In the winter of 1812, as Napoleon’s miserable troops retreated from the Russian front during the disastrous Moscow campaign, Larrey had plenty of time to ponder the horrors of frostbite. He noticed that part of the problem was that soldiers would rewarm their frozen feet and hands on the fire at night, only to be frozen again the next day — a freeze-thaw-refreeze cycle that lead to increased tissue damage and necrosis.
Larrey believed that frostbite was similar to burn injury, and employed cold as an ally to combat it. He eschewed the extreme heat of the fire as treatment, at least in part because the frozen-toed soldiers couldn’t feel their flesh burning! Instead, he advocated a slower rewarming technique inspired by the way he saw Russians thawing frozen fish: either by using a friction massage of snow and ice, or by immersion in cold water. If only feet and fingers were as receptive as the flesh of flounders.
On a particularly bad day — the bloody Battle of Borodino, on September 7, 1812 — Larrey recorded performing 200 amputations over a 24-hour period, or one every seven or so minutes. The coming winter would put his skills in amputation to further use, as the retreating troops were decimated by cold. Napoleon led around 500,000 strong young men into Russia. Half a year later, the vast majority of them had died, victims of frostbite and starvation. A saying developed that the Emperor was defeated not by the Russians, but by Generals Janvier and Fevrier.

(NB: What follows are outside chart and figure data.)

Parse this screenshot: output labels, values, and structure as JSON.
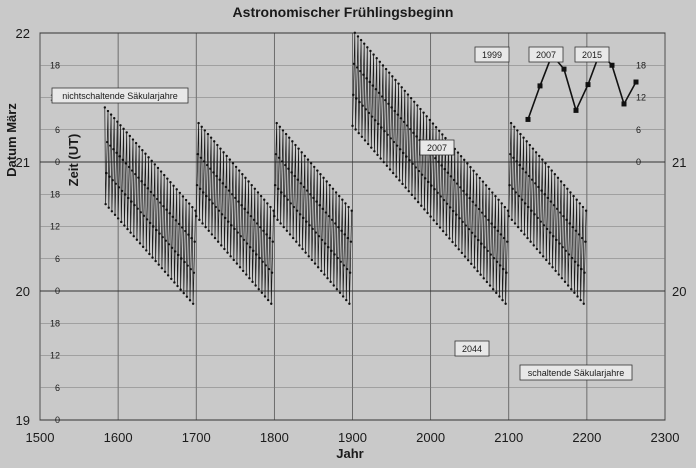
{
  "chart_data": {
    "type": "scatter",
    "title": "Astronomischer Frühlingsbeginn",
    "xlabel": "Jahr",
    "ylabel": "Datum März",
    "ylabel_inner": "Zeit (UT)",
    "xlim": [
      1500,
      2300
    ],
    "ylim": [
      19,
      22
    ],
    "x_ticks": [
      1500,
      1600,
      1700,
      1800,
      1900,
      2000,
      2100,
      2200,
      2300
    ],
    "y_ticks": [
      19,
      20,
      21,
      22
    ],
    "y_ticks_right": [
      20,
      21
    ],
    "inner_hour_ticks": [
      0,
      6,
      12,
      18
    ],
    "grid": true,
    "series": [
      {
        "name": "",
        "style": "leap-cycle sawtooth",
        "segments": [
          {
            "x_start": 1583,
            "x_end": 1699,
            "y_start": 21.05,
            "y_end": 20.25
          },
          {
            "x_start": 1700,
            "x_end": 1799,
            "y_start": 20.95,
            "y_end": 20.25
          },
          {
            "x_start": 1800,
            "x_end": 1899,
            "y_start": 20.95,
            "y_end": 20.25
          },
          {
            "x_start": 1900,
            "x_end": 2099,
            "y_start": 21.65,
            "y_end": 20.25
          },
          {
            "x_start": 2100,
            "x_end": 2199,
            "y_start": 20.95,
            "y_end": 20.25
          }
        ]
      },
      {
        "name": "",
        "style": "inset",
        "x": [
          1999,
          2003,
          2007,
          2011,
          2015,
          2019,
          2023,
          2027,
          2031,
          2035
        ],
        "y": [
          21.33,
          21.59,
          21.83,
          21.72,
          21.4,
          21.6,
          21.85,
          21.75,
          21.45,
          21.62
        ]
      }
    ],
    "annotations": [
      {
        "text": "nichtschaltende Säkularjahre"
      },
      {
        "text": "schaltende Säkularjahre"
      },
      {
        "text": "2007"
      },
      {
        "text": "2044"
      },
      {
        "text": "1999"
      },
      {
        "text": "2007"
      },
      {
        "text": "2015"
      }
    ]
  }
}
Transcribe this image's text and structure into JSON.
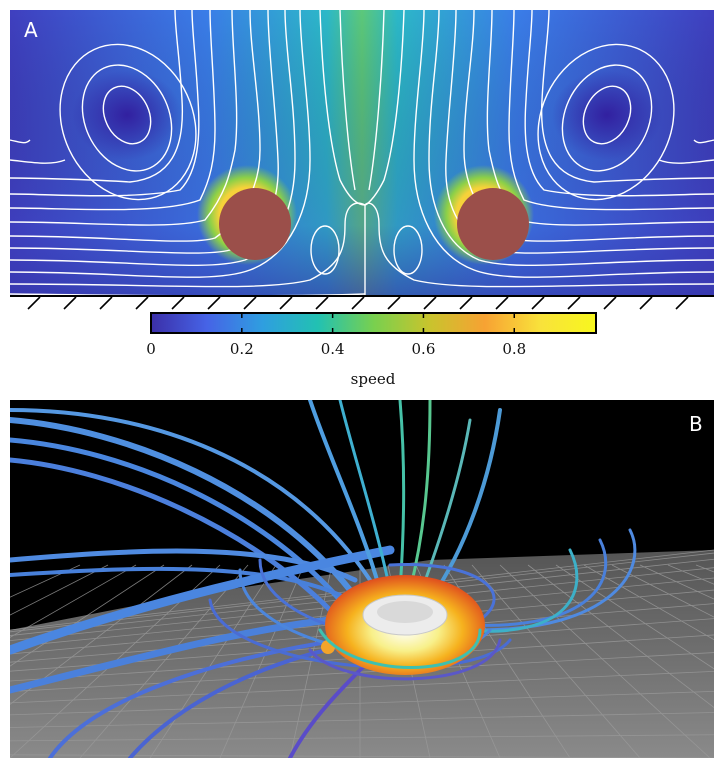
{
  "panels": {
    "a": {
      "label": "A"
    },
    "b": {
      "label": "B"
    }
  },
  "colorbar": {
    "label": "speed",
    "ticks": [
      "0",
      "0.2",
      "0.4",
      "0.6",
      "0.8"
    ],
    "tick_values": [
      0,
      0.2,
      0.4,
      0.6,
      0.8
    ],
    "range": [
      0,
      0.98
    ],
    "colormap": [
      "#3b2fa8",
      "#4663e6",
      "#2f9ee0",
      "#22c1b2",
      "#78d04f",
      "#c8c42d",
      "#f7a233",
      "#f9e23b",
      "#f7f71e"
    ]
  },
  "colors": {
    "cylinder": "#9b4f4a",
    "streamline": "#ffffff",
    "background_b": "#000000",
    "floor": "#808080"
  }
}
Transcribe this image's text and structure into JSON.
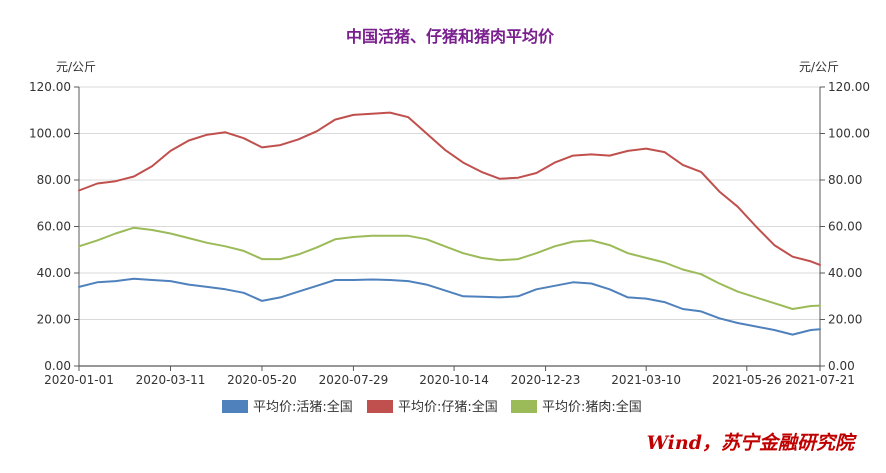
{
  "chart_data": {
    "type": "line",
    "title": "中国活猪、仔猪和猪肉平均价",
    "y_unit_left": "元/公斤",
    "y_unit_right": "元/公斤",
    "ylim": [
      0,
      120
    ],
    "yticks": [
      "0.00",
      "20.00",
      "40.00",
      "60.00",
      "80.00",
      "100.00",
      "120.00"
    ],
    "xlim": [
      "2020-01-01",
      "2021-07-21"
    ],
    "xticks": [
      "2020-01-01",
      "2020-03-11",
      "2020-05-20",
      "2020-07-29",
      "2020-10-14",
      "2020-12-23",
      "2021-03-10",
      "2021-05-26",
      "2021-07-21"
    ],
    "grid": "horizontal",
    "legend_position": "bottom",
    "x": [
      "2020-01-01",
      "2020-01-15",
      "2020-01-29",
      "2020-02-12",
      "2020-02-26",
      "2020-03-11",
      "2020-03-25",
      "2020-04-08",
      "2020-04-22",
      "2020-05-06",
      "2020-05-20",
      "2020-06-03",
      "2020-06-17",
      "2020-07-01",
      "2020-07-15",
      "2020-07-29",
      "2020-08-12",
      "2020-08-26",
      "2020-09-09",
      "2020-09-23",
      "2020-10-07",
      "2020-10-21",
      "2020-11-04",
      "2020-11-18",
      "2020-12-02",
      "2020-12-16",
      "2020-12-30",
      "2021-01-13",
      "2021-01-27",
      "2021-02-10",
      "2021-02-24",
      "2021-03-10",
      "2021-03-24",
      "2021-04-07",
      "2021-04-21",
      "2021-05-05",
      "2021-05-19",
      "2021-06-02",
      "2021-06-16",
      "2021-06-30",
      "2021-07-14",
      "2021-07-21"
    ],
    "series": [
      {
        "name": "平均价:活猪:全国",
        "color": "#4f81bd",
        "values": [
          34.0,
          36.0,
          36.5,
          37.5,
          37.0,
          36.5,
          35.0,
          34.0,
          33.0,
          31.5,
          28.0,
          29.5,
          32.0,
          34.5,
          37.0,
          37.0,
          37.2,
          37.0,
          36.5,
          35.0,
          32.5,
          30.0,
          29.8,
          29.5,
          30.0,
          33.0,
          34.5,
          36.0,
          35.5,
          33.0,
          29.5,
          29.0,
          27.5,
          24.5,
          23.5,
          20.5,
          18.5,
          17.0,
          15.5,
          13.5,
          15.5,
          15.8
        ]
      },
      {
        "name": "平均价:仔猪:全国",
        "color": "#c0504d",
        "values": [
          75.5,
          78.5,
          79.5,
          81.5,
          86.0,
          92.5,
          97.0,
          99.5,
          100.5,
          98.0,
          94.0,
          95.0,
          97.5,
          101.0,
          106.0,
          108.0,
          108.5,
          109.0,
          107.0,
          100.0,
          93.0,
          87.5,
          83.5,
          80.5,
          81.0,
          83.0,
          87.5,
          90.5,
          91.0,
          90.5,
          92.5,
          93.5,
          92.0,
          86.5,
          83.5,
          75.0,
          68.5,
          60.0,
          52.0,
          47.0,
          45.0,
          43.5
        ]
      },
      {
        "name": "平均价:猪肉:全国",
        "color": "#9bbb59",
        "values": [
          51.5,
          54.0,
          57.0,
          59.5,
          58.5,
          57.0,
          55.0,
          53.0,
          51.5,
          49.5,
          46.0,
          46.0,
          48.0,
          51.0,
          54.5,
          55.5,
          56.0,
          56.0,
          56.0,
          54.5,
          51.5,
          48.5,
          46.5,
          45.5,
          46.0,
          48.5,
          51.5,
          53.5,
          54.0,
          52.0,
          48.5,
          46.5,
          44.5,
          41.5,
          39.5,
          35.5,
          32.0,
          29.5,
          27.0,
          24.5,
          25.8,
          26.0
        ]
      }
    ]
  },
  "source_note": "Wind，苏宁金融研究院"
}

Later, during World War II, cold once again proved a fearsome enemy to those trying to defeat the Russian army. When Hitler invaded Russia in the summer of 1941, a campaign that was supposed to last for only six weeks dragged on into the dark winter months. For the weary Germans dressed in summer uniforms, things went from bad to worse when weeks of cold rain turned to snow in November and frigid temperatures took hold.

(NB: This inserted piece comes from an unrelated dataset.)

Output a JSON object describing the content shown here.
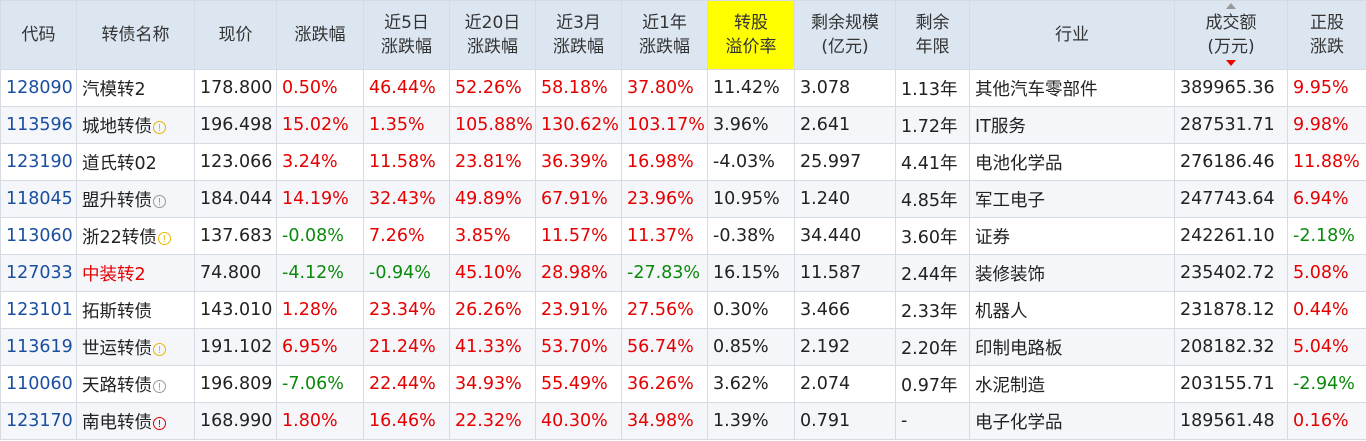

Fighting the well-dressed and winter-wise Russian soldiers, the Germans were sorely outmatched by -40°C Celsius cold, unrelenting snow, icy mud and constant hunger. By December of 1941, there were 130,000 reported cases of frostbite and 15,000 resulting amputations among German soldiers along the Eastern front. German troops got to within 25 kilometres of Moscow, but it might as well have been 1000. Hitler was eventually forced to retreat, in what many historians agree was the turning point in World War II — thanks in some part at least, to frostbite. The German soldiers who were issued the Eastern Front Medal for their service in the campaign quickly gave it a new nickname: Gefrierfleischorden, or “Badge of the Frozen Flesh.”
Amazingly, even during the Second World War, Larrey’s methods for treating frostbite still held sway. There’s no way to quantify the exact outcome of these treatments, but they were far-reaching: an estimated 10 percent of the casualties suffered by American soldiers during WWII and later the Korean War were due to cold.

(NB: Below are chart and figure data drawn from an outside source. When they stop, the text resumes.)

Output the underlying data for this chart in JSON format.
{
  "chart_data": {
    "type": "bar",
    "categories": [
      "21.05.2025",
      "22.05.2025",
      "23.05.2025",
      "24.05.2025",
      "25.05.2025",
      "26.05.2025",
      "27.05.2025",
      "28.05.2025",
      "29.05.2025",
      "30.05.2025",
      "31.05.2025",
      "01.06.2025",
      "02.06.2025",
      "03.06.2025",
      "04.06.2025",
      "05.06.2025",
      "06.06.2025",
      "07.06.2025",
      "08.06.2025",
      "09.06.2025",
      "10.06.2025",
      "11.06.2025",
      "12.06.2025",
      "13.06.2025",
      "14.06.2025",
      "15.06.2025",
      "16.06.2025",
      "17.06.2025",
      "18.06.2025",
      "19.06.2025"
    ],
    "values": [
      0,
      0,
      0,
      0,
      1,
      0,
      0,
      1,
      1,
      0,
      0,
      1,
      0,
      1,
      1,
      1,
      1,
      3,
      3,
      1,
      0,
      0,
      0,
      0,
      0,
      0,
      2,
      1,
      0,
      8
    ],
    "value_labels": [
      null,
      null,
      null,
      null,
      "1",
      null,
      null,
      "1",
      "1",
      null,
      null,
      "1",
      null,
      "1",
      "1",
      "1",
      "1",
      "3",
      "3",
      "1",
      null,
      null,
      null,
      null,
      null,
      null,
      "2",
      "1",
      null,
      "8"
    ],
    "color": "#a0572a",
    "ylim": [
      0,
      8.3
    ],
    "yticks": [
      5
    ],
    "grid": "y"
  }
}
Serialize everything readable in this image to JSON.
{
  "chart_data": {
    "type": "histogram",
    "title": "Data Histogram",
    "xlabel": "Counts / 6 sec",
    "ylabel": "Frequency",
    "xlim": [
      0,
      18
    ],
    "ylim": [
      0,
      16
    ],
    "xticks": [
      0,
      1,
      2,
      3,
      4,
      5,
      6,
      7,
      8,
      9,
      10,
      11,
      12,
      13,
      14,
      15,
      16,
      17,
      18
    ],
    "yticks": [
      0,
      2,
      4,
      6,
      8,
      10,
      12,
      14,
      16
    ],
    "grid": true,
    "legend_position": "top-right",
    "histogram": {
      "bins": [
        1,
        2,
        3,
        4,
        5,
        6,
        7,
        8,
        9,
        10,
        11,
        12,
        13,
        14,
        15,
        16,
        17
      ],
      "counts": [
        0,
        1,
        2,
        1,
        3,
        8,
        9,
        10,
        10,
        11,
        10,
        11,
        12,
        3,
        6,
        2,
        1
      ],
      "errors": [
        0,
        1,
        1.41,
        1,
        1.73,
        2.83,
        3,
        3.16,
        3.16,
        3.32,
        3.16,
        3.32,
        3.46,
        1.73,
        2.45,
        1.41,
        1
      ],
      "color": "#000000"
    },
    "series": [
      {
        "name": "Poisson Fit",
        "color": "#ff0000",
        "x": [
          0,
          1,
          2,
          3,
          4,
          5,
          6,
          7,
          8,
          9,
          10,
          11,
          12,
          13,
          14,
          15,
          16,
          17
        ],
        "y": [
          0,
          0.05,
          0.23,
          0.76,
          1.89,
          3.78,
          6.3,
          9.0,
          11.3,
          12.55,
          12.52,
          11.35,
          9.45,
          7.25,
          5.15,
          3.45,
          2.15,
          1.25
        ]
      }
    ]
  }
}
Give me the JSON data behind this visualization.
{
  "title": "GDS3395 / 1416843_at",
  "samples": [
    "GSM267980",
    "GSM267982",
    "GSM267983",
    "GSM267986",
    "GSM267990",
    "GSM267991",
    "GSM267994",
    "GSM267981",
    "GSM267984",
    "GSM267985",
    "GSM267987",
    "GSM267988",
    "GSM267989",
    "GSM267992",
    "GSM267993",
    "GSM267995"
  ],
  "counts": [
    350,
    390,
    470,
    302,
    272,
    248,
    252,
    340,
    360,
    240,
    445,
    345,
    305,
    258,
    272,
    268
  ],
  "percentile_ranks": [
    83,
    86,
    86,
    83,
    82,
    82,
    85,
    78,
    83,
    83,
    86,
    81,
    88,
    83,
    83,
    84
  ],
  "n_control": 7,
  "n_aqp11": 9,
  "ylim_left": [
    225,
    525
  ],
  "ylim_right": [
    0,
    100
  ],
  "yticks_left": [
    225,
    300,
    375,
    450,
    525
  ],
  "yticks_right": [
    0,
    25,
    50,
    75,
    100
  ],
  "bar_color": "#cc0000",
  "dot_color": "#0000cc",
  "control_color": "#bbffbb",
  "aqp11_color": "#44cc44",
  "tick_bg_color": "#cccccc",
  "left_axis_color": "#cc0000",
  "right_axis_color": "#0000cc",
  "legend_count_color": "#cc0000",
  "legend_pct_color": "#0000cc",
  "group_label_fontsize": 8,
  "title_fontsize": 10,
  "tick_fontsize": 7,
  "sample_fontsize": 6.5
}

In the West it wasn’t until 1956 that a Dr H.T. Merryman, working for the Public Health Service in Tanana, Alaska, began to question the efficacy of gradual rewarming. He found that rapid rewarming in warm, not cold, water was actually much more effective in promoting circulation and reducing damage. Another Alaska-based doctor, orthopedist Dr William Mills, promoted these new rewarming techniques in the 1960s, changing medical opinion at last. Dr Mills continued to be an authority in frostbite up until his death in 2011.
In 1983, plastic surgeon Dr Robert L. McCauley and his colleagues developed a scientific protocol for frostbite treatment based on all the available pathological research at the time. It remains the gold standard to this day, although Dr Larrey’s influence can still be seen in the countless lay people who believe that rubbing snow on frostbite is the best way to treat it.